Ein Pferd zu haben, das bedeutet von einem Wesen Demut zu lernen, das uns viel mehr über Menschlichkeit beibringen kann, das uns viel mehr kultiviert, als wir das untereinander können. Das bedeutet mit jemandem zusammen zu sein, der einem in die Tiefe unserer Seele blickt und uns – trotzdem- für liebenswert erachtet. Das bedeutet, Umgang haben zu dürfen mit einem Wesen, das uns Tugenden lehrt wie Ritterlichkeit, das Einstehen für Schwächere, Ehrlichkeit, Verzeihen ,Verzicht, Wertschätzung des Gegenübers einfach dafür, das es ist. Ohne Leistung, ohne Ellenbogen, ohne Missgunst oder Neid, denn all das sind eher menschliche Eigenschaften. Das stärker ist als wir und sich für uns schwach macht- weil es höflich und freundlich ist.

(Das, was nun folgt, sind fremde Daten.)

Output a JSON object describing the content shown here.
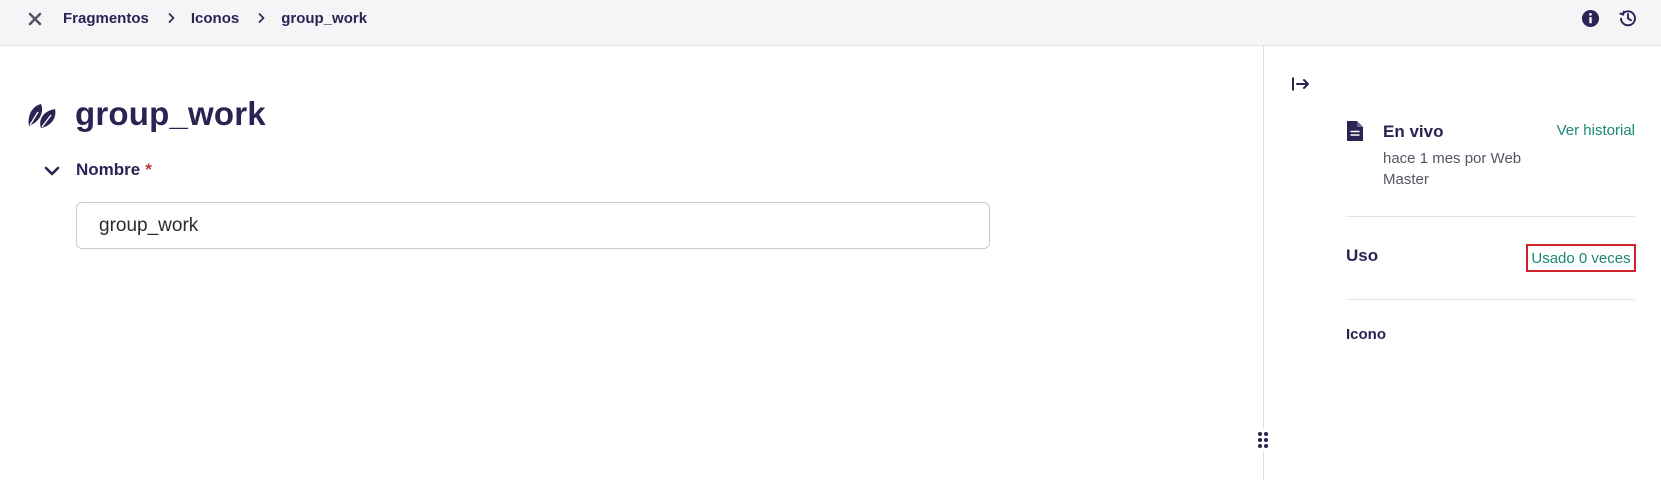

Für dieses Geschenk haben wir die Pflicht, uns um unsere Pferde zu kümmern. Um ihr körperliches Wohl mit entsprechender Bewegung, adäquate Fütterung und, ganz wichtig, Versorgung der Hufe, Zähne, medizinischer und therapeutischer Art. Um die beste Versorgung sicherzustellen ist es unverzichtbar, sich selber intensiv mit dem Thema Haltung, Fütterung, Hufbalance, Verwendung und Einsatz von Zäumungen und vor allem der gesunden, pferdegerechten Ausbildung auseinanderzusetzen. Entscheiden wir uns dafür, das von der Natur nicht dafür vorgesehene Pferd reiten zu wollen, dann haben wir die Pflicht es so zu reiten, dass es keinen Schaden nimmt. Und uns stets zu erinnern, dass kein Pferd als Reitpferd zur Welt kommt.

Wir haben ebenso die Pflicht, uns um ihre Seele zu kümmern. Bilden wir ein Pferd aus, schulen wir immer den Geist, nicht den Körper. Dazu gehört es, dem Pferd zu danken. Es wertzuschätzen, nicht für seine Leistung, sondern weil wir es ohne Bedingungen so lieben, wie es ist. So, wie das Pferd es auch mit uns tut.

 

Wir haben die Pflicht, uns zu bilden. Wir haben die Pflicht, stets zu reflektieren. Wir haben die Pflicht, wirklich hinzusehen und uns nicht selber zu täuschen. Auch dann, wenn es Mühe macht, anstrengend ist, unbequem oder sogar bitter.

 

Pferde sind nicht zum Nutzen da. Pferde sind da- und das ist auch gut so.